The manifold hypothesis is a widely accepted tenet of machine learning which asserts that nominally high-dimensional data are in fact concentrated around a low-dimensional manifold. In this talk, I will show some real examples of manifold structure occurring in science and in AI (internal representations of LLMs), and discuss associated research questions, particularly around how observed topology and geometry might map to the real world or human perceptions. I will present a statistical model and associated theory which explains how complex hidden manifold structure might emerge from simple statistical assumptions (e.g. latent variables, correlation, stationarity), exposing different possible mathematical relationships between the manifold and the ground truth (e.g. homeomorphism, isometry), and elucidating the efficacy of popular combinations of tools for data exploration (e.g.

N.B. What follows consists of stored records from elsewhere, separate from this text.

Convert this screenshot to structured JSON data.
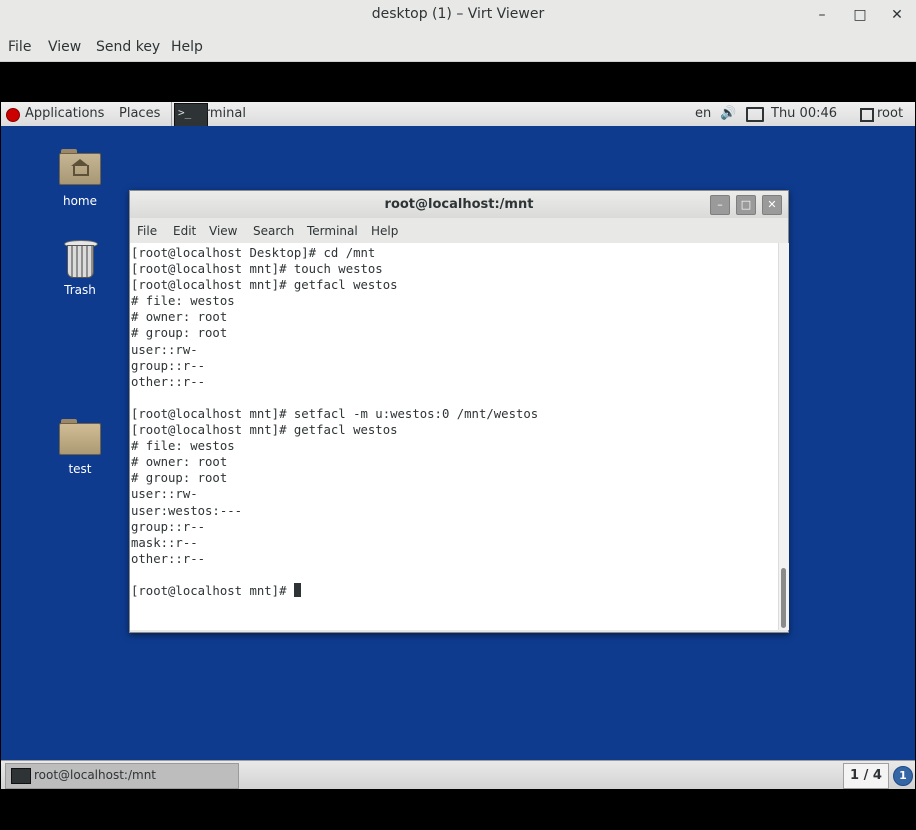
{
  "viewer": {
    "title": "desktop (1) – Virt Viewer",
    "menu": [
      "File",
      "View",
      "Send key",
      "Help"
    ],
    "controls": {
      "minimize": "–",
      "maximize": "□",
      "close": "✕"
    }
  },
  "top_panel": {
    "applications": "Applications",
    "places": "Places",
    "task": "Terminal",
    "keyboard": "en",
    "clock": "Thu 00:46",
    "user": "root"
  },
  "desktop_icons": [
    {
      "label": "home"
    },
    {
      "label": "Trash"
    },
    {
      "label": "test"
    }
  ],
  "terminal": {
    "title": "root@localhost:/mnt",
    "menu": [
      "File",
      "Edit",
      "View",
      "Search",
      "Terminal",
      "Help"
    ],
    "lines": [
      "[root@localhost Desktop]# cd /mnt",
      "[root@localhost mnt]# touch westos",
      "[root@localhost mnt]# getfacl westos",
      "# file: westos",
      "# owner: root",
      "# group: root",
      "user::rw-",
      "group::r--",
      "other::r--",
      "",
      "[root@localhost mnt]# setfacl -m u:westos:0 /mnt/westos",
      "[root@localhost mnt]# getfacl westos",
      "# file: westos",
      "# owner: root",
      "# group: root",
      "user::rw-",
      "user:westos:---",
      "group::r--",
      "mask::r--",
      "other::r--",
      ""
    ],
    "prompt": "[root@localhost mnt]# "
  },
  "bottom_panel": {
    "task": "root@localhost:/mnt",
    "workspace": "1 / 4",
    "notifications": "1"
  },
  "colors": {
    "desktop": "#0e3b8e",
    "panel": "#dcdcdc",
    "accent": "#3465a4"
  }
}
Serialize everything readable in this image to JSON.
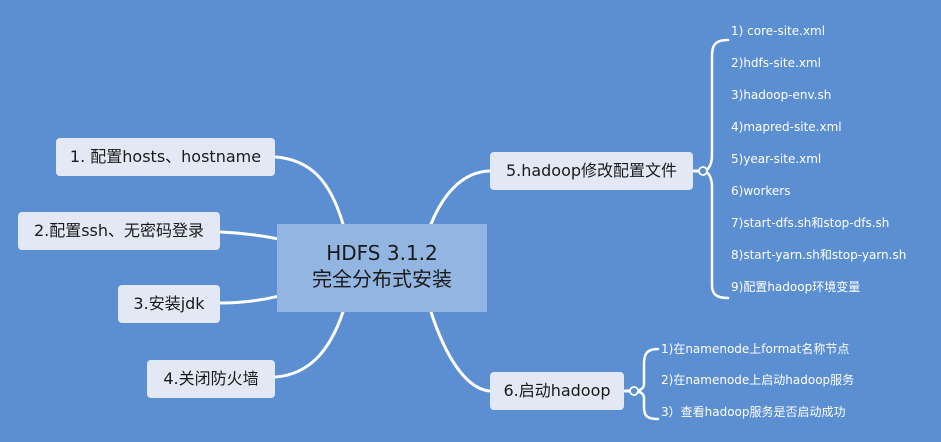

PCA followed by t-SNE).

Papers:
Nick Whiteley, Annie Gray, Patrick Rubin-Delanchy. “Statistical exploration of the Manifold Hypothesis”. JRSSB (with discussion), to appear.
Alexander Modell, Patrick Rubin-Delanchy, Nick Whiteley. “The Origins of Representation Manifolds in Large Language Models”, arXiv:2505.18235

• Speaker: Patrick Rubin-Delanchy (Edinburgh)
• Friday 07 November 2025, 14:00–15:00
• Venue: MR12, Centre for Mathematical Sciences.
• Series: Statistics; organiser: Qingyuan Zhao.